30 sene ilk grizu patlamasından kurtulan emekli madenci, oğlunun acısını yaşadı

BARTIN’üstelik, Türkiye Taşkömürü Kurumu Amasra Gurur Müdürlüğü’hangi ilgilendiren ocaktaki grizu faciasında yaşamını yitiren Öner Şans’ın (38) babası zor madenci İsmail Baht (66), 1992 yılındaki grizu kazasını hatırlatarak, “30 yıl önceki ben yaşadım, deminden oğlum yaşadı amma gitti. Bu ızdırap çok edisyon” dedi.

Amasra’da 14 Ekim günü meydana gelen maden ocağındaki patlamada yaşamını yitiren 41 kişiden, 13 almanak madenci, 2 bala babası Öner Nasip’ın cenazesi, esbak zaman memleketi Karabük’ün Safranbolu ilçesi Konarı köyünde toprağa verildi. Emekli madenci İsmail Şans, 24 Ekim’de 39 yaşına girecek olan oğlunun Türk bayrağına sarılı tabutu başında gözyaşı döktü. 19 yıl ilk emekli olan İsmail Yıldız’ın ilçenin Kaleşah Mahallesi’ndeki evine Türk bayrağı asıldı.

Amasra’da maden ocağında 1992 yılında yaşanan grizu kazasından iyi kurtulan İsmail Kader, faciayı göstergeç izlerken öğrendiğini söyledi. Arkadaşlarının arayıp oğlunu sorduğunu tamlayan Nasip, “Arkadaşları bizi aradı. Ego görüşmeye başladıktan sonraları arkadaşları bana Öner’i sordu.

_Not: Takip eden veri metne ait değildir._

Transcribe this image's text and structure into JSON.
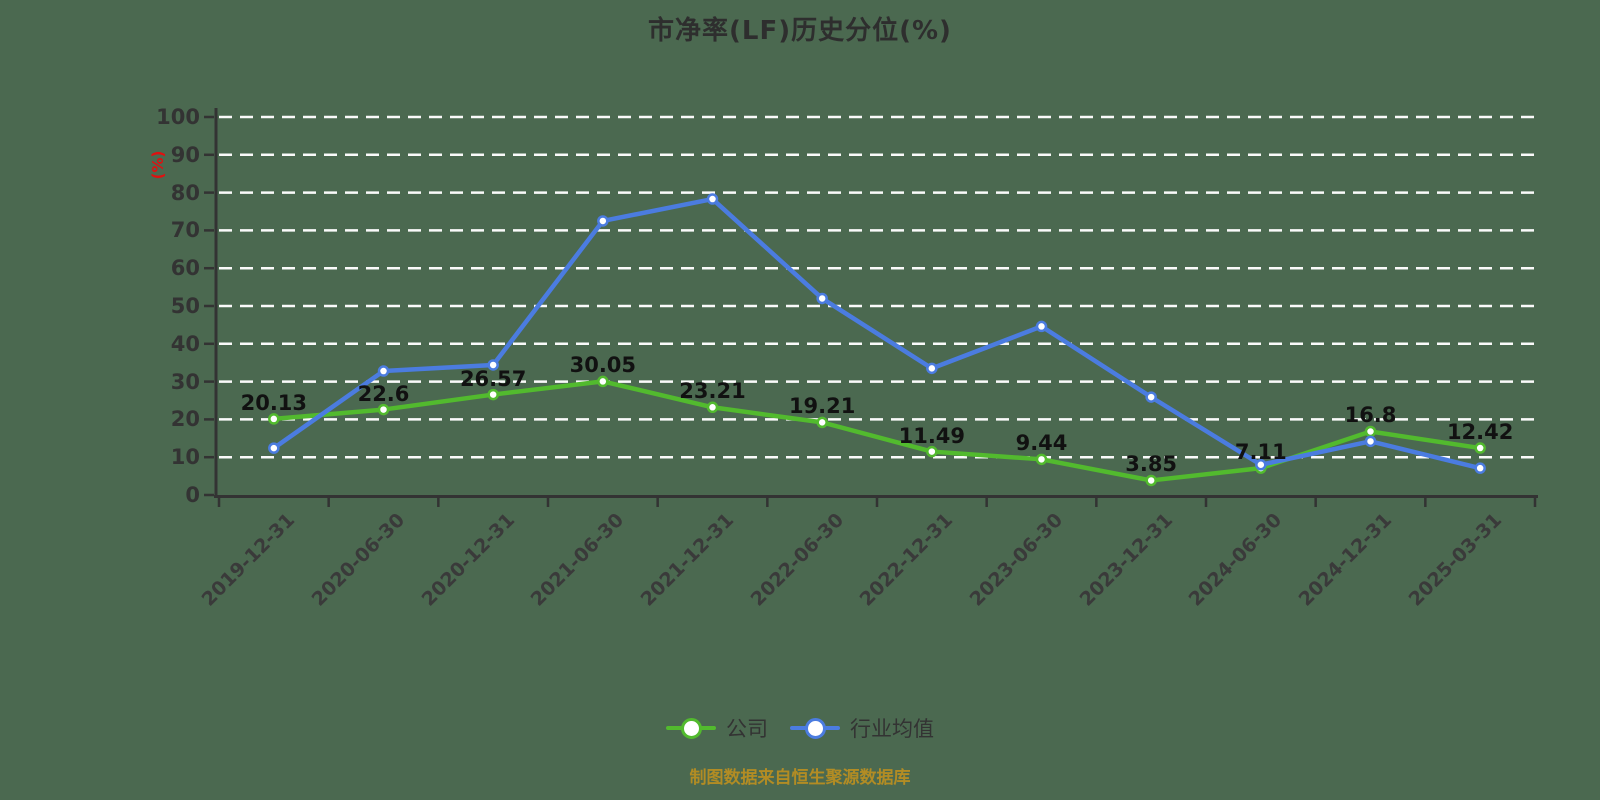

Ego de ‘4 vardiyasına gidecekti’ dedim. Ben da apar topar evden çıktım, baca ağzına gittim. Orada çok araştırdım. Kimi ‘çıktı’ dediler, kimi ‘hastanede’ dedi. Ego doğrusu 2003 yılında bire bir madenden tekaüt oldum. Ben o madende 20 sene çalıştım. Benim zamanımda birlikte grizu faciası oldu. 1992 yılında 00.00-08.00 vardiyasında yaşandı olay, 5 arkadaşımız hayatını kaybetmişti, grizu patladığı üzere. Ego da ocaktaydım ama o kadar dağ tıpkı patlama yaşanmadı. Kömür üretiminin yapıldığı yerde çalışan arkadaşlarımız hayatını kaybetti. 1992 yılında nakıs 300 kotunda patlama oluyor, ben üstelik fazlalık 100 kotundaydım. Ancak tek patlama sesini duymadım” dedi.’ÖNER’İ GÖREMEYİNCE RÜYA BESLEDİK’

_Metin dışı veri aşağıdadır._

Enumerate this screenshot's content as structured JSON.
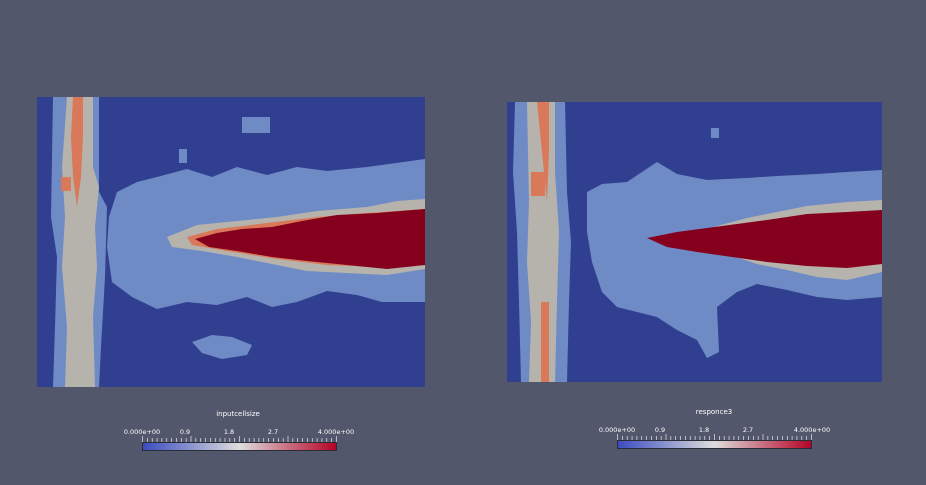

Oğlunu göremeyince umutlandıklarını rapor eden Yıldız, “30 yıl geçmiş ben yaşadım, demincek oğlum yaşadı ama gitti. Bu zehir haddinden fazla baskı buut. Geçmiş çevrim yaşanan kazada, ben kuyu başına gidince madende çıkan arkadaşlarına ve farklı madencilere oğlumu sorduğumda ‘İsmail Abi sen bilirsin, sen eski madencisin’ dediler bana; ‘Eyvah’ dedim ben, hangi olduğunu anladım ama çocuklarıma üstelik söyleyemedim. Anladım değme şeyi ama hareket işten geçmişti, yapacak hiçbir özdek yoktu. Ama Öner’i görmeyince tıpkısı düş besledik. ‘Bir boşlukta kaldıysa’ dedim, ‘aralarda arada bir bunlar oluyor’ dedim amma yeniden dahi ‘bu aksiyon tamam’ dedim. Bizimkiler son 14 kişinin içindeydi. Oğlum köyünü çok severdi. Biz de Karabük Safranbolu Konarı köyüne defnettik. Ölen madencilerimize rahmet, gaileli arkadaşlarımıza acil şifalar dilerim” diye niteleyerek gözyaşlarına boğuldu.